Notably, o3 achieved its strong performance (77.20%) without any prompt engineering or fine-tuning specifically for regulatory tasks. This “out-of-the-box” performance is encouraging and suggests substantial room for further improvement through specialized optimization techniques.

This experiment serves as an important foundation for our broader goal of building a general credit risk analysis agent, highlighting both the promise and the challenges of applying LLMs to highly specialized regulatory domains. The methodology developed for creating challenging regulatory questions provides a valuable template for expanding our evaluation framework to cover additional aspects of credit risk analysis.

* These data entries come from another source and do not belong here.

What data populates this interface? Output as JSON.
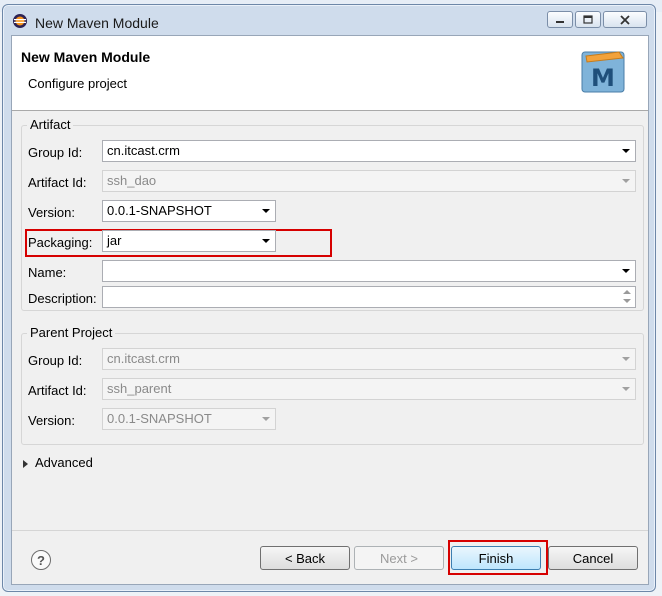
{
  "window": {
    "title": "New Maven Module"
  },
  "header": {
    "title": "New Maven Module",
    "subtitle": "Configure project",
    "logo_letter": "M"
  },
  "artifact": {
    "section_label": "Artifact",
    "group_id": {
      "label": "Group Id:",
      "value": "cn.itcast.crm"
    },
    "artifact_id": {
      "label": "Artifact Id:",
      "value": "ssh_dao"
    },
    "version": {
      "label": "Version:",
      "value": "0.0.1-SNAPSHOT"
    },
    "packaging": {
      "label": "Packaging:",
      "value": "jar"
    },
    "name": {
      "label": "Name:",
      "value": ""
    },
    "description": {
      "label": "Description:",
      "value": ""
    }
  },
  "parent": {
    "section_label": "Parent Project",
    "group_id": {
      "label": "Group Id:",
      "value": "cn.itcast.crm"
    },
    "artifact_id": {
      "label": "Artifact Id:",
      "value": "ssh_parent"
    },
    "version": {
      "label": "Version:",
      "value": "0.0.1-SNAPSHOT"
    }
  },
  "advanced": {
    "label": "Advanced"
  },
  "buttons": {
    "help": "?",
    "back": "< Back",
    "next": "Next >",
    "finish": "Finish",
    "cancel": "Cancel"
  },
  "colors": {
    "highlight": "#d60000",
    "accent": "#3c7fb1"
  }
}
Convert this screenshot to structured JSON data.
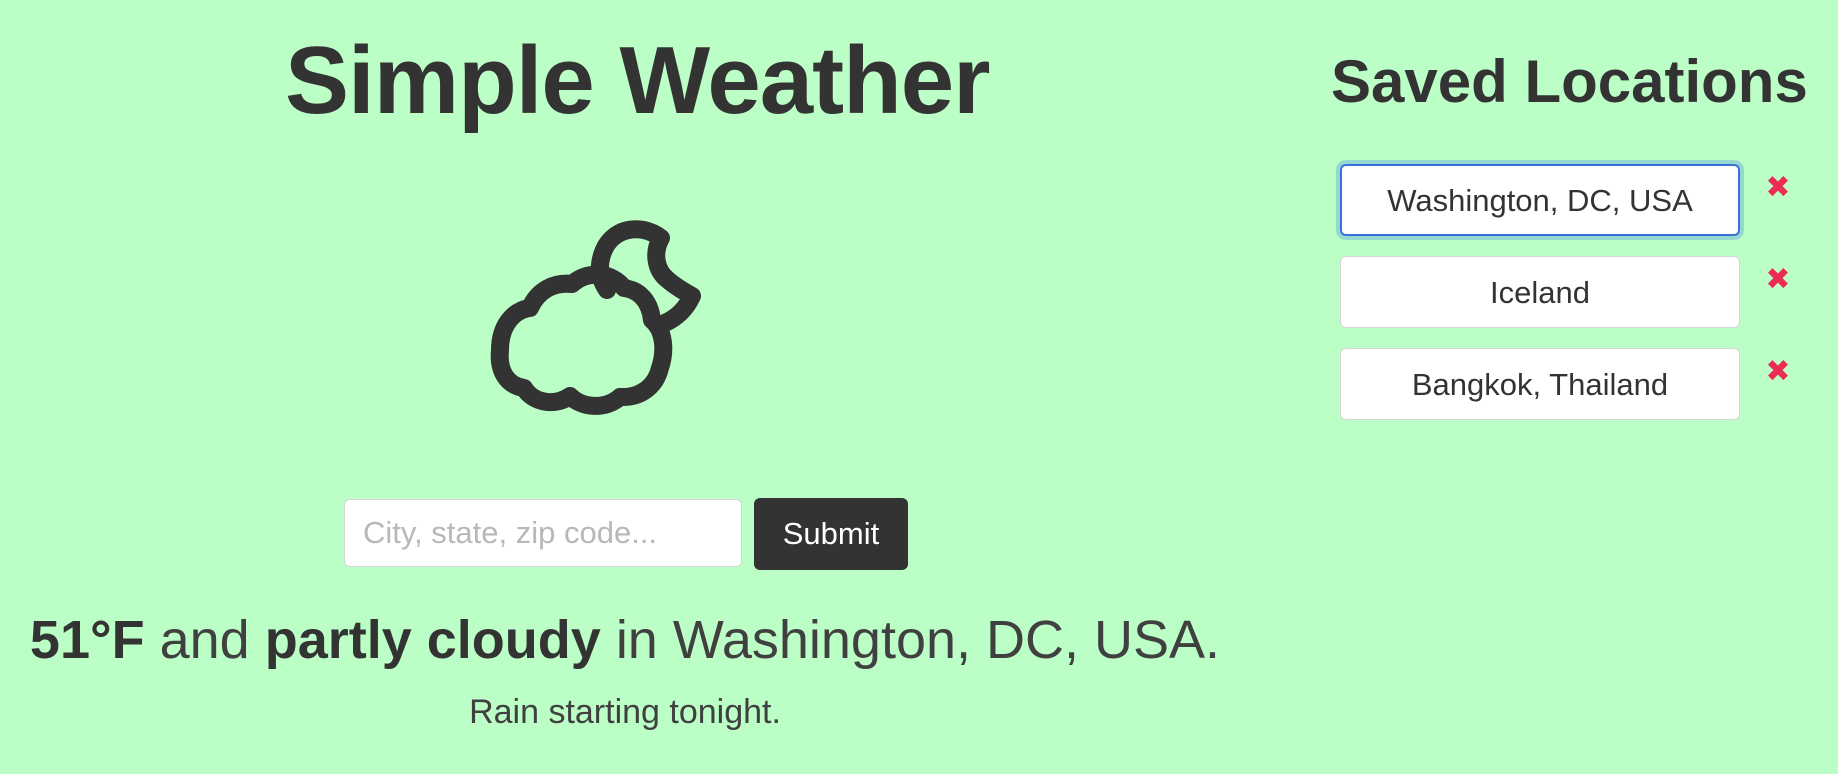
{
  "app": {
    "title": "Simple Weather"
  },
  "current": {
    "icon": "partly-cloudy-night-icon",
    "temperature": "51°F",
    "connector_and": "and",
    "condition": "partly cloudy",
    "connector_in": "in",
    "location": "Washington, DC, USA.",
    "forecast": "Rain starting tonight."
  },
  "search": {
    "placeholder": "City, state, zip code...",
    "value": "",
    "submit_label": "Submit"
  },
  "saved": {
    "title": "Saved Locations",
    "remove_icon": "close-icon",
    "remove_symbol": "✖",
    "items": [
      {
        "label": "Washington, DC, USA",
        "active": true
      },
      {
        "label": "Iceland",
        "active": false
      },
      {
        "label": "Bangkok, Thailand",
        "active": false
      }
    ]
  },
  "colors": {
    "background": "#bbffc6",
    "text": "#333333",
    "button": "#333333",
    "remove": "#ec2c55",
    "focus_border": "#3b6fd6"
  }
}
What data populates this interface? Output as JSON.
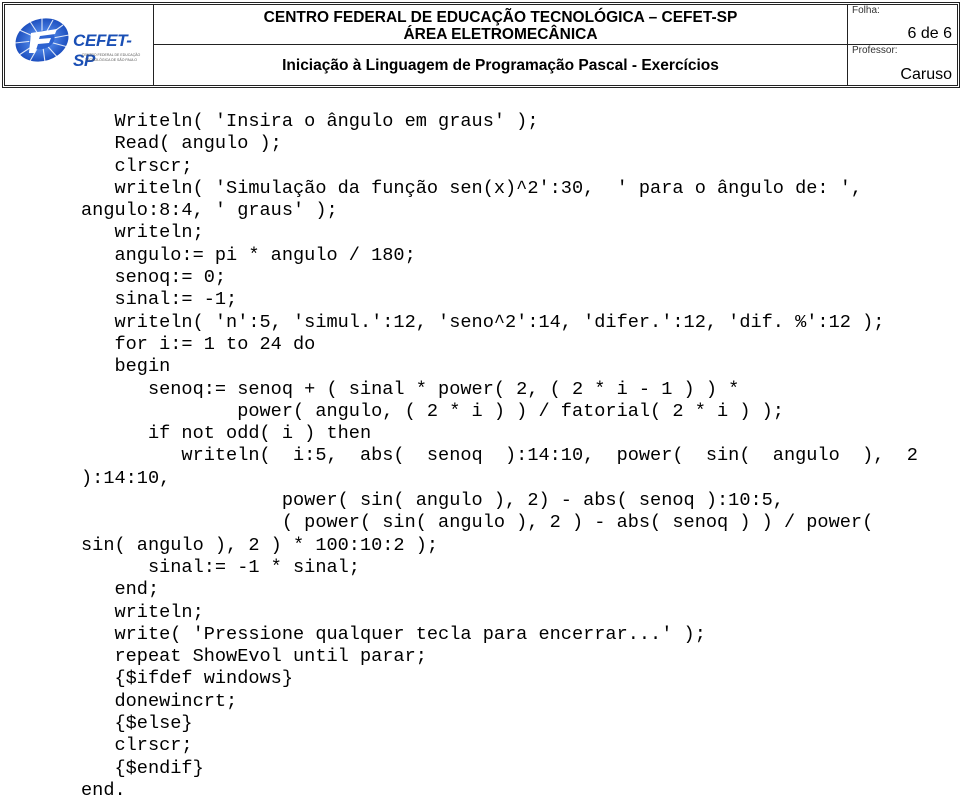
{
  "header": {
    "logo": {
      "name": "CEFET-SP",
      "subtitle": "CENTRO FEDERAL DE EDUCAÇÃO TECNOLÓGICA DE SÃO PAULO"
    },
    "title_line1": "CENTRO FEDERAL DE EDUCAÇÃO TECNOLÓGICA – CEFET-SP",
    "title_line2": "ÁREA ELETROMECÂNICA",
    "subtitle": "Iniciação à Linguagem de Programação Pascal - Exercícios",
    "folha_label": "Folha:",
    "folha_value": "6 de 6",
    "professor_label": "Professor:",
    "professor_value": "Caruso"
  },
  "code": {
    "lines": [
      "   Writeln( 'Insira o ângulo em graus' );",
      "   Read( angulo );",
      "   clrscr;",
      "   writeln( 'Simulação da função sen(x)^2':30,  ' para o ângulo de: ',",
      "angulo:8:4, ' graus' );",
      "   writeln;",
      "   angulo:= pi * angulo / 180;",
      "   senoq:= 0;",
      "   sinal:= -1;",
      "   writeln( 'n':5, 'simul.':12, 'seno^2':14, 'difer.':12, 'dif. %':12 );",
      "   for i:= 1 to 24 do",
      "   begin",
      "      senoq:= senoq + ( sinal * power( 2, ( 2 * i - 1 ) ) *",
      "              power( angulo, ( 2 * i ) ) / fatorial( 2 * i ) );",
      "      if not odd( i ) then",
      "         writeln(  i:5,  abs(  senoq  ):14:10,  power(  sin(  angulo  ),  2",
      "):14:10,",
      "                  power( sin( angulo ), 2) - abs( senoq ):10:5,",
      "                  ( power( sin( angulo ), 2 ) - abs( senoq ) ) / power(",
      "sin( angulo ), 2 ) * 100:10:2 );",
      "      sinal:= -1 * sinal;",
      "   end;",
      "   writeln;",
      "   write( 'Pressione qualquer tecla para encerrar...' );",
      "   repeat ShowEvol until parar;",
      "   {$ifdef windows}",
      "   donewincrt;",
      "   {$else}",
      "   clrscr;",
      "   {$endif}",
      "end."
    ]
  }
}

Beyond evaluation, this question generation methodology will directly feed into the development of our proprietary credit risk benchmark. In the longer term, these synthetic question datasets may serve as the foundation for reinforcement fine-tuning approaches, where models can learn to answer challenging regulatory questions by practicing and receiving feedback on the correctness of their responses. This represents a promising path toward LLMs that can consistently navigate the intricacies of financial regulation with high accuracy.